I heard the yard gates swing shut. Then, above the bleating of the excited, restless sheep, I heard the shepherd whistle his call to quiet them. I jumped to my feet, my heart throbbing. Breathlessly I listened for the shepherd to repeat the call. Then I was sure—it was the same peculiar call, sharp and shrill, which my father always taught his own shepherds, the call which he had been taught by his own father when, as a little boy, he learned the ways of his father’s sheep on the great pastures of Mamuret-ul-Aziz. When I was very young our shepherds used to laugh at me when I tried to imitate them. I had been a very happy little girl when, one day, I succeeded so well that suddenly the sheep in our flock turned away from their grass and came toward me.

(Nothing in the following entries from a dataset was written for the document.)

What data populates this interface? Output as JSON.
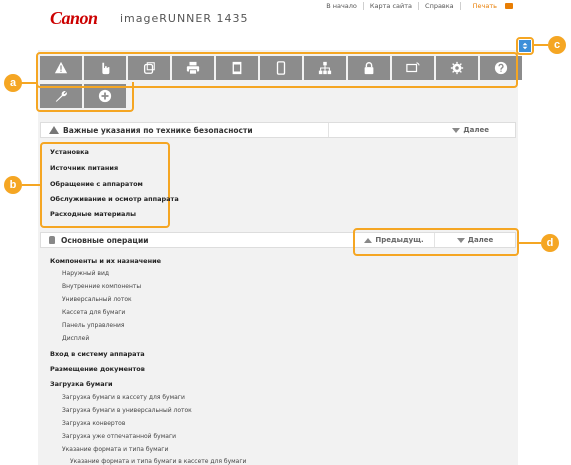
{
  "header": {
    "brand": "Canon",
    "product": "imageRUNNER 1435",
    "links": [
      "В начало",
      "Карта сайта",
      "Справка"
    ],
    "print_label": "Печать"
  },
  "nav": {
    "row1_icons": [
      "warning-icon",
      "hand-icon",
      "copy-icon",
      "print-icon",
      "scan-icon",
      "mobile-icon",
      "network-icon",
      "lock-icon",
      "remote-ui-icon",
      "settings-icon",
      "help-icon"
    ],
    "row2_icons": [
      "wrench-icon",
      "plus-icon"
    ]
  },
  "callouts": {
    "a": "a",
    "b": "b",
    "c": "c",
    "d": "d"
  },
  "safety": {
    "title": "Важные указания по технике безопасности",
    "next": "Далее",
    "items": [
      "Установка",
      "Источник питания",
      "Обращение с аппаратом",
      "Обслуживание и осмотр аппарата",
      "Расходные материалы"
    ]
  },
  "basic": {
    "title": "Основные операции",
    "prev": "Предыдущ.",
    "next": "Далее",
    "groups": [
      {
        "label": "Компоненты и их назначение",
        "subs": [
          "Наружный вид",
          "Внутренние компоненты",
          "Универсальный лоток",
          "Кассета для бумаги",
          "Панель управления",
          "Дисплей"
        ]
      },
      {
        "label": "Вход в систему аппарата",
        "subs": []
      },
      {
        "label": "Размещение документов",
        "subs": []
      },
      {
        "label": "Загрузка бумаги",
        "subs": [
          "Загрузка бумаги в кассету для бумаги",
          "Загрузка бумаги в универсальный лоток",
          "Загрузка конвертов",
          "Загрузка уже отпечатанной бумаги",
          "Указание формата и типа бумаги"
        ]
      }
    ],
    "deep": "Указание формата и типа бумаги в кассете для бумаги"
  }
}
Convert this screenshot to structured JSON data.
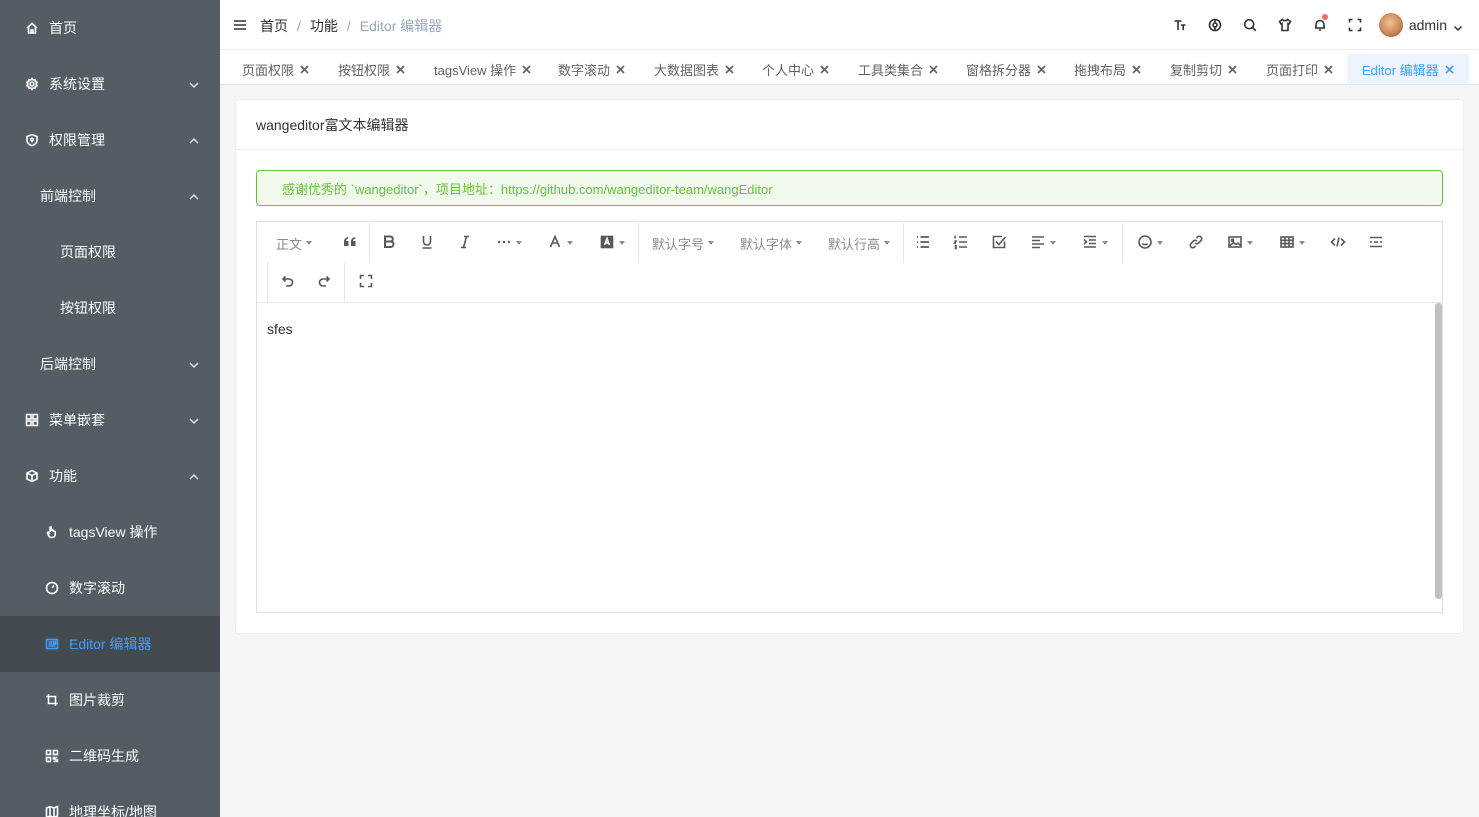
{
  "sidebar": {
    "items": [
      {
        "label": "首页"
      },
      {
        "label": "系统设置"
      },
      {
        "label": "权限管理"
      },
      {
        "label": "前端控制"
      },
      {
        "label": "页面权限"
      },
      {
        "label": "按钮权限"
      },
      {
        "label": "后端控制"
      },
      {
        "label": "菜单嵌套"
      },
      {
        "label": "功能"
      },
      {
        "label": "tagsView 操作"
      },
      {
        "label": "数字滚动"
      },
      {
        "label": "Editor 编辑器"
      },
      {
        "label": "图片裁剪"
      },
      {
        "label": "二维码生成"
      },
      {
        "label": "地理坐标/地图"
      }
    ]
  },
  "header": {
    "breadcrumb": [
      "首页",
      "功能",
      "Editor 编辑器"
    ],
    "separator": "/",
    "user": "admin"
  },
  "tags": [
    {
      "label": "页面权限"
    },
    {
      "label": "按钮权限"
    },
    {
      "label": "tagsView 操作"
    },
    {
      "label": "数字滚动"
    },
    {
      "label": "大数据图表"
    },
    {
      "label": "个人中心"
    },
    {
      "label": "工具类集合"
    },
    {
      "label": "窗格拆分器"
    },
    {
      "label": "拖拽布局"
    },
    {
      "label": "复制剪切"
    },
    {
      "label": "页面打印"
    },
    {
      "label": "Editor 编辑器"
    }
  ],
  "card": {
    "title": "wangeditor富文本编辑器",
    "alert": "感谢优秀的 `wangeditor`，项目地址：https://github.com/wangeditor-team/wangEditor"
  },
  "editor": {
    "toolbar": {
      "heading": "正文",
      "font_size": "默认字号",
      "font_family": "默认字体",
      "line_height": "默认行高"
    },
    "content": "sfes"
  },
  "colors": {
    "sidebar_bg": "#545c64",
    "sidebar_active_bg": "#434a50",
    "accent": "#409eff",
    "alert_green": "#67c23a"
  }
}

No other shepherds than ours or, at least, one who had come from Tchemesh-Gedzak, would know that call, I was certain. Ahmed’s sheep were tired and nervous. The unknown shepherd remained among them, every now and then repeating that same whistle, softer and softer. I went close to the window, lifted my face toward the iron-barred window and repeated the call. Even the sheep seemed to sense something unusual. They were suddenly quiet. Again I whistled, this time with more courage. Instantly the shepherd answered—I could almost detect his note of wonder.

I had learned that by leaping as high as I could I could catch the window bars with my hands and lift myself until my face reached above the window-sill. Often I had caught glimpses of the yard in this way. But I was not strong enough to hold myself up more than a few seconds at a time.

Now I tried this, hoping to catch a glimpse of the shepherd in the moonlight. As I pulled myself up, I whistled again. Many times I tried before I attracted his attention to the window. When I had succeeded and he understood that behind that window there was a captive who was trying to signal him, he made me understand by repeating his whistle three times in quick succession directly under the window.

I dared not call out to him. I tore a great piece of cloth from the dress that had been given me. I rolled this into a ball and threw it out. He saw and answered by whistling softly. I hoped he would understand the torn cloth as a symbol of my imprisonment—and of my hope that he would save me. I could hardly believe that even an Armenian shepherd would be left alive, yet it seemed to be so.

In the morning when the sheep were taken out the shepherd whistled again under my window and I knew he was trying to attract my attention. I answered as softly as I could. All that day a new hope gave me courage. I was sure deliverance was at hand, though I could not explain why.

I did not even attempt to sleep that night. The sheep came in early and the shepherd whistled. An hour later I heard the call again—the shepherd still was in the yard. It must have been near midnight when I heard a rattling at the window bars. I looked, and there, framed in the moonlight, was a face I knew—the face of Old Vartabed, who had come to our house that Easter morning with his prophecy of ill—the prophecy that came true. God had sent him to me and had made me to hear and understand that familiar, whistled call!

Old Vartabed whispered: “Who is here who comes from the Mamuret-ul-Aziz?”

“It is Aurora, the daughter of the Mardiganians of Tchemesh-Gedzak. You are Old Vartabed, and I am the Aurora you loved so much.”

Old Vartabed tried to speak, but his voice shook so I could not understand him. I told him all that I could, quickly. How I had come to be a captive of Ahmed and why I was in the dungeon. Tears came into Old Vartabed’s ancient eyes when I told him how all my people were dead. I asked him how it was that he had been saved. “Old Vartabed is not worth the slaughter,” he said. “I am of much value, since I have taught the sheep of Ahmed to behave only for me. Ahmed has forgotten I am an Armenian, since I bend my knees for every prayer to Allah and thus prolong my days.” He told me to be patient. He would find a way to save me.